Math
Hyperbola Graph (x²/a² − y²/b² = 1)
Enter a and b to graph the hyperbola x²/a² − y²/b² = 1. Automatically computes eccentricity, foci, vertices, and asymptotes.
Tips
- The hyperbola x²/a² − y²/b² = 1 consists of two separate branches. The right branch exists where x ≥ a and the left branch where x ≤ −a.
- The asymptotes y = ±(b/a)x are the lines the hyperbola approaches but never touches. They are shown as grey dashed lines on the graph.
- Eccentricity e = √(1 + b²/a²) is always greater than 1. Larger e values produce more "open" hyperbolas.
- The foci are at (±c, 0) where c = √(a² + b²). They appear as orange diamonds on the graph.
FAQ
Side Note — Hyperbolas and navigation
A hyperbola is defined as the set of points where the difference of distances to two fixed foci is constant.

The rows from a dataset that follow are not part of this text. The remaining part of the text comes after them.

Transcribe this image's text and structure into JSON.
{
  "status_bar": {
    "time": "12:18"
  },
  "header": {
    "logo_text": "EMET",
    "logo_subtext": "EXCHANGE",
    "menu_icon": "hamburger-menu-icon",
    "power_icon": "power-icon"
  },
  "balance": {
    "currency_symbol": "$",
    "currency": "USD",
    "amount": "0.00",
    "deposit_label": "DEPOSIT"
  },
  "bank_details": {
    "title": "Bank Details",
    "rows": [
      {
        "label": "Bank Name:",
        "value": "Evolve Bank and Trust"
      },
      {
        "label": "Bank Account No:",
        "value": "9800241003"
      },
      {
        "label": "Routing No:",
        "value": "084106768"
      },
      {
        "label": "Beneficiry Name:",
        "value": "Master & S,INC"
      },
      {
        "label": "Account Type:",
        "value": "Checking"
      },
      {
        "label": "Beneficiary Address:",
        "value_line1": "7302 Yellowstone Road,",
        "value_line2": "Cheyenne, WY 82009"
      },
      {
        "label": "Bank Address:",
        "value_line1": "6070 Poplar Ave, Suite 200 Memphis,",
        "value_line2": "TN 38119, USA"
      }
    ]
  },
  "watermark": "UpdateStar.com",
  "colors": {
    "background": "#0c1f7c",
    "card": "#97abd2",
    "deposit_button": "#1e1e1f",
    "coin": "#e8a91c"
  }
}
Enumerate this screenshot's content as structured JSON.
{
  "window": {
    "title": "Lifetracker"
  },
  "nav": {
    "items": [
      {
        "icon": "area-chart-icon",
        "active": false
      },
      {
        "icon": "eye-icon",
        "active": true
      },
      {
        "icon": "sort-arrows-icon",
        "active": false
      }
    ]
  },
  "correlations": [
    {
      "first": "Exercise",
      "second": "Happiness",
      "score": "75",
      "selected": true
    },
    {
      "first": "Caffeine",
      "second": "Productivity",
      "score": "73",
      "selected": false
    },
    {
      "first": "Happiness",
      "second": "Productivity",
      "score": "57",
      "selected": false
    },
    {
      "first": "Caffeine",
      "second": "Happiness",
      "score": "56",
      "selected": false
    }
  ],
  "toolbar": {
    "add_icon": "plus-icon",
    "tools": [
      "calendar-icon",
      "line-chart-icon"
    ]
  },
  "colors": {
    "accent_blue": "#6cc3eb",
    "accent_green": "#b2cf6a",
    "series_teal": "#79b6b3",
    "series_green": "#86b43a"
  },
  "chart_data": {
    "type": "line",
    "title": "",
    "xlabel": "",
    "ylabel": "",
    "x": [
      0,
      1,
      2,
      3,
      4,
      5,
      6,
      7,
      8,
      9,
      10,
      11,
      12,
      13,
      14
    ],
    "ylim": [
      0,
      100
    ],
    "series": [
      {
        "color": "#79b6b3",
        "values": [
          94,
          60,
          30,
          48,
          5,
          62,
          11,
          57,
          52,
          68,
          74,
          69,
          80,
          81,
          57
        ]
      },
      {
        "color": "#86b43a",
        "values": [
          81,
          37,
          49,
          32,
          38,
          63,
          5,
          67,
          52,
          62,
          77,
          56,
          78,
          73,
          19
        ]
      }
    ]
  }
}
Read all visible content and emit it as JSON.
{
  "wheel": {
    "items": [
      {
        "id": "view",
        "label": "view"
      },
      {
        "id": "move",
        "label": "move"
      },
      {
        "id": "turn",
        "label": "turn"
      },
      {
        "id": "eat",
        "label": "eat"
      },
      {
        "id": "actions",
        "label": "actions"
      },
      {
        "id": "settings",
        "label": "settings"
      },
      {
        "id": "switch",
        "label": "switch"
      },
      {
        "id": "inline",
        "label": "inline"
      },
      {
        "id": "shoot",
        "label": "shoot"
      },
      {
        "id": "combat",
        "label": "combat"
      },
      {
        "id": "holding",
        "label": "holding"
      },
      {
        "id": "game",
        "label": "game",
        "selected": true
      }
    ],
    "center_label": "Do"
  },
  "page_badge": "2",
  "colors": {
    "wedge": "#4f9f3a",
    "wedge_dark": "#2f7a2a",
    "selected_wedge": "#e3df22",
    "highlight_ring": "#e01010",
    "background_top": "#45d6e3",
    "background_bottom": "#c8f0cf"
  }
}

This property powered the LORAN (Long Range Navigation) system used during the 20th century: ships located themselves by measuring the time difference between radio signals from two shore stations.
Hyperbolic mirrors appear in Cassegrain telescopes, where a convex hyperbolic secondary mirror reflects light through a hole in the primary mirror, placing the focal point behind the telescope body.